Plotting partial dependences

Results from generatePartialDependenceData() and generateFunctionalANOVAData() can be visualized with plotPartialDependence() and plotPartialDependenceGGVIS().

With one feature and a regression task the output is a line plot, with a point for each point in the corresponding feature’s grid.

plotPartialDependence(pd.regr)

With a classification task, a line is drawn for each class, which gives the estimated partial probability of that class for a particular point in the feature grid.

plotPartialDependence(pd.classif)

For regression tasks, when the fun argument of generatePartialDependenceData() is used, the bounds will automatically be displayed using a gray ribbon.

plotPartialDependence(pd.ci)

The same goes for plots of partial dependences where the learner has predict.type = "se".

plotPartialDependence(pd.se)

When multiple features are passed to generatePartialDependenceData() but interaction = FALSE, facetting is used to display each estimated bivariate relationship.

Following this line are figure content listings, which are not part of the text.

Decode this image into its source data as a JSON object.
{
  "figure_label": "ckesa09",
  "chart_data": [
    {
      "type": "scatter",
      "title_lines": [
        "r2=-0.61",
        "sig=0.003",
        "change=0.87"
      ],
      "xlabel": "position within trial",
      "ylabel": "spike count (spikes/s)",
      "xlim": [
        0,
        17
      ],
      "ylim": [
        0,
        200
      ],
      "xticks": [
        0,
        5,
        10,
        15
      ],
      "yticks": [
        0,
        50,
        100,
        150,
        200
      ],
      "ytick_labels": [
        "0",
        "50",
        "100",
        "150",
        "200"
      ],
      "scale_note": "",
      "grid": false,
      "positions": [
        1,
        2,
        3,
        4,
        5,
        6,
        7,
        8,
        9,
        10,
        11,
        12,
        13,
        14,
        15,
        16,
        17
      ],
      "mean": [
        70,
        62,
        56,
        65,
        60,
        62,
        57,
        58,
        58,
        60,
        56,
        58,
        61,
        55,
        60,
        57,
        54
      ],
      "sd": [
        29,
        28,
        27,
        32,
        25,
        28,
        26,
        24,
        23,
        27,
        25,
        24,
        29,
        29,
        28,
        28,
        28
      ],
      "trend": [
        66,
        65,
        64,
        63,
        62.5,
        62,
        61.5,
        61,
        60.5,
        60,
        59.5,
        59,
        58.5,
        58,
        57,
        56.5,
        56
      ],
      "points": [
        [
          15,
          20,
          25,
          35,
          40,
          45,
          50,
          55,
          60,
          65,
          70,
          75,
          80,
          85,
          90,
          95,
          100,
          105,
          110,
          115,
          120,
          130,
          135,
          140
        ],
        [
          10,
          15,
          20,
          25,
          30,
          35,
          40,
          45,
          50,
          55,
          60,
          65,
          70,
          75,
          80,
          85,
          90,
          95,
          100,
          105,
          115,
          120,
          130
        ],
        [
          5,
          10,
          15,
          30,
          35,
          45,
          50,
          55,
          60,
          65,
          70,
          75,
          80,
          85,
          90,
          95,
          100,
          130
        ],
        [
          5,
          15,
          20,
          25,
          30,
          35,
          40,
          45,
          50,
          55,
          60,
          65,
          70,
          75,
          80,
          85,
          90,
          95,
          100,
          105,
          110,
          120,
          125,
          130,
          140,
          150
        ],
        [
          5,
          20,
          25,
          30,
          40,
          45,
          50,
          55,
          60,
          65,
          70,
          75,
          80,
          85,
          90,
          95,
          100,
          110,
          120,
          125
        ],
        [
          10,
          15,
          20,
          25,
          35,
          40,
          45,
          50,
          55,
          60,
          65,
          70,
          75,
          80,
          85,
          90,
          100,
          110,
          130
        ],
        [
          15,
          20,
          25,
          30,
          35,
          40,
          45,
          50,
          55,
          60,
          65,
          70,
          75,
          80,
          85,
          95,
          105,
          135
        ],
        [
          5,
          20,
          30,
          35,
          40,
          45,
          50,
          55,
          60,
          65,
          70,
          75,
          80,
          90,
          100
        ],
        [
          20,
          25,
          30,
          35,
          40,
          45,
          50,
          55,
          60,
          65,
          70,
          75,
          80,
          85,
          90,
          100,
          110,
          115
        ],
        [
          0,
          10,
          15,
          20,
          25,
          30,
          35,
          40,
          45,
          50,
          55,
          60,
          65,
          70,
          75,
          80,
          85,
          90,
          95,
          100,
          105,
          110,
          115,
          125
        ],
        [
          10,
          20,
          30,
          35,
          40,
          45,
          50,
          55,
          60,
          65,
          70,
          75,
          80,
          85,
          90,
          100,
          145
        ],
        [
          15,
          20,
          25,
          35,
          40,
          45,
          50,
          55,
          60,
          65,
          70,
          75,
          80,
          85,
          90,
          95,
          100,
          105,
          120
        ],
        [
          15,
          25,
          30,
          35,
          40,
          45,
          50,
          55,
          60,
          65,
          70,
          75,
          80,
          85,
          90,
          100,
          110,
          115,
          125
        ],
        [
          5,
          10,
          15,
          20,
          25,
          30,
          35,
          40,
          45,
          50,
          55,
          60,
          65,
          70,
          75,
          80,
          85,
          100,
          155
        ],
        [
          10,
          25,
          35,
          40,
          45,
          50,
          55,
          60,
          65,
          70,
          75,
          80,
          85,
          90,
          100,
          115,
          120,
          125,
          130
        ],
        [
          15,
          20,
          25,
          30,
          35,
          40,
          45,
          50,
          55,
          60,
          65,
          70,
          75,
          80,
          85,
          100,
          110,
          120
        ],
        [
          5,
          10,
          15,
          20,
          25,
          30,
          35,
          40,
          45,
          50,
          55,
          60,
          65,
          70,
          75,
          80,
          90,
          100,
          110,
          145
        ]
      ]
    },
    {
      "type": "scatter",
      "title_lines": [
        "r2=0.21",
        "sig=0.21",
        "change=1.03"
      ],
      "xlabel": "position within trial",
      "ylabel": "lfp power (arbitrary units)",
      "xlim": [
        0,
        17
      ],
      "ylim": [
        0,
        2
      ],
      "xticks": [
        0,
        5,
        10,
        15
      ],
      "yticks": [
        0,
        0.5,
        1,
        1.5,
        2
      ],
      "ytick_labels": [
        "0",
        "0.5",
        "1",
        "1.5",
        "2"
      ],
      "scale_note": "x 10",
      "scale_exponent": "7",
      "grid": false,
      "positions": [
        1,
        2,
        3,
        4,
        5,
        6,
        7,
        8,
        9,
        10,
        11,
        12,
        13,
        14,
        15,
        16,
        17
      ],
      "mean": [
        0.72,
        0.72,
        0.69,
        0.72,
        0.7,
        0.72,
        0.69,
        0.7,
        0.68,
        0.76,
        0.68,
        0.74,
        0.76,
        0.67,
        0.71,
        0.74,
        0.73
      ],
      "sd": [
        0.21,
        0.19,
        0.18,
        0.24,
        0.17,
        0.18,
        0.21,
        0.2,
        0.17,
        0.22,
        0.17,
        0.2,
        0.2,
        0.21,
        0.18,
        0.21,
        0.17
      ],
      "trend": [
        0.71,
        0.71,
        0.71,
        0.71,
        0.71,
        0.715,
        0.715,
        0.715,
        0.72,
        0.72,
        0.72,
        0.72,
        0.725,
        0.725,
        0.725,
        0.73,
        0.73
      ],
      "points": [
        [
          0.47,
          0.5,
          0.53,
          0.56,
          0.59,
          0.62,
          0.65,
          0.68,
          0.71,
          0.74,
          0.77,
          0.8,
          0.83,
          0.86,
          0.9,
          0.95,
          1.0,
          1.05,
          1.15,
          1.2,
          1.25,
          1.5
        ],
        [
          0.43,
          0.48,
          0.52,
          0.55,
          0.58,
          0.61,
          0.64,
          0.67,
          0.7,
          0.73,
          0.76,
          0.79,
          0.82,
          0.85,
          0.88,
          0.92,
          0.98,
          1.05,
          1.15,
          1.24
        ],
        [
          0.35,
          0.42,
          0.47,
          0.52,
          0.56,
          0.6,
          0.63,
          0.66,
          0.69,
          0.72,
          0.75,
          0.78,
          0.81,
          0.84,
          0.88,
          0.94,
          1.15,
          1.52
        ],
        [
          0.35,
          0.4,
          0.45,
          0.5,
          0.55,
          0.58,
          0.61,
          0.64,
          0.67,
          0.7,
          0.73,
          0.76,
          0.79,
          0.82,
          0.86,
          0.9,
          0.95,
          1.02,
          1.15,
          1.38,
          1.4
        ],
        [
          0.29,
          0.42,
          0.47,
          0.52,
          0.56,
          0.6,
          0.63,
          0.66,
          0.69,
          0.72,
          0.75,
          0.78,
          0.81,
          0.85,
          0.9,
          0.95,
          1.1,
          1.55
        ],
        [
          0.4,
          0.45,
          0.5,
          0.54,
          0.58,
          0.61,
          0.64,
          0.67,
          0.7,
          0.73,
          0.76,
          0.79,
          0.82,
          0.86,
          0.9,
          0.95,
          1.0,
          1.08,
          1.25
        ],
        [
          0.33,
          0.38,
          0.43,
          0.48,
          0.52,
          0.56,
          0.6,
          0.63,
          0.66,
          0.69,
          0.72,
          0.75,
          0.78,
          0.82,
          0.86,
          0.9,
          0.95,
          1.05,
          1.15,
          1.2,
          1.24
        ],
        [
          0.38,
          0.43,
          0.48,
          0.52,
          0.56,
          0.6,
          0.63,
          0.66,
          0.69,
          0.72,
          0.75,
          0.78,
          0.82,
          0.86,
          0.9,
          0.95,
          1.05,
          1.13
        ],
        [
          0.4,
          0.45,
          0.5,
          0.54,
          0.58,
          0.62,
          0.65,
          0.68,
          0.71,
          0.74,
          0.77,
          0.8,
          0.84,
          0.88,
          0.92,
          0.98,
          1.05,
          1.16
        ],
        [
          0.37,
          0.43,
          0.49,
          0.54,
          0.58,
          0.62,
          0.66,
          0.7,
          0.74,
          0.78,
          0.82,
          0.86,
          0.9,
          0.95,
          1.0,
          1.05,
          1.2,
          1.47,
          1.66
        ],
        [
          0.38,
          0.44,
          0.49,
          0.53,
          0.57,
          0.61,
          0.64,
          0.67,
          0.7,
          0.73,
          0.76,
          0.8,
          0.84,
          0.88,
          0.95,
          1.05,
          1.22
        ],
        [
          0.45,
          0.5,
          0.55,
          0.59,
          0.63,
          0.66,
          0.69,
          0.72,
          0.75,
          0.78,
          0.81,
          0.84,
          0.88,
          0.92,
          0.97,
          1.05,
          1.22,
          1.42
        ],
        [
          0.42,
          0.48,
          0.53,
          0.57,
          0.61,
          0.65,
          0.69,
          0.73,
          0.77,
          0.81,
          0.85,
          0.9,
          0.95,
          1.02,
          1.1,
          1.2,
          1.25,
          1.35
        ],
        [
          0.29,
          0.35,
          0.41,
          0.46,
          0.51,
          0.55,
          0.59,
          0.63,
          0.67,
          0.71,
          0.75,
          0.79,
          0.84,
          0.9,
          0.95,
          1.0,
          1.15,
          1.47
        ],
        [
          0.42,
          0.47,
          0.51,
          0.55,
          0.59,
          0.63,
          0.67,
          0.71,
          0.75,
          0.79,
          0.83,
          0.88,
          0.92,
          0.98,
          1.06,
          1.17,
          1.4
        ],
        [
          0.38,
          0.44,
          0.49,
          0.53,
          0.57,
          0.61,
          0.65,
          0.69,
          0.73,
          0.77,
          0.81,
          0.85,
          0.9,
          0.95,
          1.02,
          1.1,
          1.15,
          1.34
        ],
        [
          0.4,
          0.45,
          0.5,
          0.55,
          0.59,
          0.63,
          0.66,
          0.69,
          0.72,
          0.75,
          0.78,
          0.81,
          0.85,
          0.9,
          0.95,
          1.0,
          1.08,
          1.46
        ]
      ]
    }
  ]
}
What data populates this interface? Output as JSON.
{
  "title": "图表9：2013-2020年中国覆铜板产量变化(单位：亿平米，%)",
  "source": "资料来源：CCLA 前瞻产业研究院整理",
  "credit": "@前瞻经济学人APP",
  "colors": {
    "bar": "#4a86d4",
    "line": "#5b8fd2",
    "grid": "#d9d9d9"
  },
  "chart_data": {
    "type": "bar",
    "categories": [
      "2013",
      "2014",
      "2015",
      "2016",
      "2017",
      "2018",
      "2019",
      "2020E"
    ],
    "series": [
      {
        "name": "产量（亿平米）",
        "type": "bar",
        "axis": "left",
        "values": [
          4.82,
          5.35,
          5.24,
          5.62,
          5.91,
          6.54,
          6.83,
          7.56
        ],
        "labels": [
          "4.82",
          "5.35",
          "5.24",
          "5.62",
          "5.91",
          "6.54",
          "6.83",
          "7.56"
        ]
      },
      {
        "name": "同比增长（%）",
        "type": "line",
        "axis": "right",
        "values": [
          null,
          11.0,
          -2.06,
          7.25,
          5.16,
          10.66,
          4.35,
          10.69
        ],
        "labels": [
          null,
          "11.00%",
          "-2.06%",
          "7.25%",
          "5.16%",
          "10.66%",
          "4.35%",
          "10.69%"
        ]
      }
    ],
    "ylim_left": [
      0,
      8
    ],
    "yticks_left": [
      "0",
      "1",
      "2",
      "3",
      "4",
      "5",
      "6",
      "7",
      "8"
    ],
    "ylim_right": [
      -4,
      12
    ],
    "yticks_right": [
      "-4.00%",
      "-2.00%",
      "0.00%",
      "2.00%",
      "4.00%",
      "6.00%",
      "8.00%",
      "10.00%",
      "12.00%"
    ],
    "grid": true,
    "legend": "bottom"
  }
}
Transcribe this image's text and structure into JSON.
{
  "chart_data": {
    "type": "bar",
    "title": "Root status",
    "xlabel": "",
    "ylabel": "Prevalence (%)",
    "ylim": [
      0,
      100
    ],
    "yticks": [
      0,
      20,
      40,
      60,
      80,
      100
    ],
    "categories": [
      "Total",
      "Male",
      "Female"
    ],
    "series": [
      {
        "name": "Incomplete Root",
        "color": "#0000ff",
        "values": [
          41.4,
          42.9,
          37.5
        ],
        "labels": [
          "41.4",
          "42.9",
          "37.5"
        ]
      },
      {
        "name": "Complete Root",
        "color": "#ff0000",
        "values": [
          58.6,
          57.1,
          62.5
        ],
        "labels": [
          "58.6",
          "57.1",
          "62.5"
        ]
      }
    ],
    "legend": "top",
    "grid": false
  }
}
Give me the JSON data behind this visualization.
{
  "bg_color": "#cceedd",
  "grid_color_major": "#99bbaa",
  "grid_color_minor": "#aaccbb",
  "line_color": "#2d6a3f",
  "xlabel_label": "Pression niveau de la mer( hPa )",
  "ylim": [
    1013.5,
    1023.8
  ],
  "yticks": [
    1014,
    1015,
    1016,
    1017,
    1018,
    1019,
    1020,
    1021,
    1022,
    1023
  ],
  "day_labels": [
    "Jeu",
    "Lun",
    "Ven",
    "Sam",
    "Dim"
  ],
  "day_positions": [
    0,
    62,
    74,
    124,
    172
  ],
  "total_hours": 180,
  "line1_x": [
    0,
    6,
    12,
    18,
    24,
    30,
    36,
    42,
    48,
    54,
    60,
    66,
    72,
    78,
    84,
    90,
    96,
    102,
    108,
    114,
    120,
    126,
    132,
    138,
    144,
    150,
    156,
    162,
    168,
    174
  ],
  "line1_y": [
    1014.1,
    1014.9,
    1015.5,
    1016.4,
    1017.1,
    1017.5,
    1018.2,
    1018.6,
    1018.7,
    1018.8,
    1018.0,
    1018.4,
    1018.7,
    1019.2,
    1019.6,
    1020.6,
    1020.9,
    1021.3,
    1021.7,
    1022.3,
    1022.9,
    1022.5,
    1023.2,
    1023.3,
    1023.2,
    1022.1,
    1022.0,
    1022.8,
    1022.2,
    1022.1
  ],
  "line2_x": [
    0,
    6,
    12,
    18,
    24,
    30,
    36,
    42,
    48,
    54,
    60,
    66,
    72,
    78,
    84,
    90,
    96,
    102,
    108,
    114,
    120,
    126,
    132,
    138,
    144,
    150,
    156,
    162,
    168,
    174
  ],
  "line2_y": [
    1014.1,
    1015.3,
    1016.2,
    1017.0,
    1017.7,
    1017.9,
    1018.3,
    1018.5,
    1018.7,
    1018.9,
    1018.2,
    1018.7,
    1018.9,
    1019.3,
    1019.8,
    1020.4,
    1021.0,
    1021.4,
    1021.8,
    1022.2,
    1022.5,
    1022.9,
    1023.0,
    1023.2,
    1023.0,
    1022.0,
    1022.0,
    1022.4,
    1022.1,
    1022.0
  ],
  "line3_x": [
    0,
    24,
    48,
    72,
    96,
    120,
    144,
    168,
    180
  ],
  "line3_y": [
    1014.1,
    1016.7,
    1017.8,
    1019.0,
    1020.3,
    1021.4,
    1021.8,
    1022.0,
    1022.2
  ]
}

plotPartialDependence(pd.lst)

When interaction = TRUE in the call to generatePartialDependenceData(), one variable must be chosen to be used for facetting, and a subplot for each value in the chosen feature’s grid is created, wherein the other feature’s partial dependences within the facetting feature’s value are shown. Note that this type of plot is limited to two features.

plotPartialDependence(pd.int, facet = "Petal.Length")

plotPartialDependenceGGVIS() can be used similarly, however, since ggvis currently lacks subplotting/facetting capabilities, the argument interact maps one feature to an interactive sidebar where the user can select a value of one feature.

plotPartialDependenceGGVIS(pd.int, interact = "Petal.Length")

When individual = TRUE each individual conditional expectation curve is plotted.

plotPartialDependence(pd.ind.regr)

Plotting partial derivative functions works the same as partial dependence. Below are estimates of the derivative of the mean aggregated partial dependence function, and the individual partial dependence functions for a regression and a classification task respectively.

plotPartialDependence(pd.regr.der)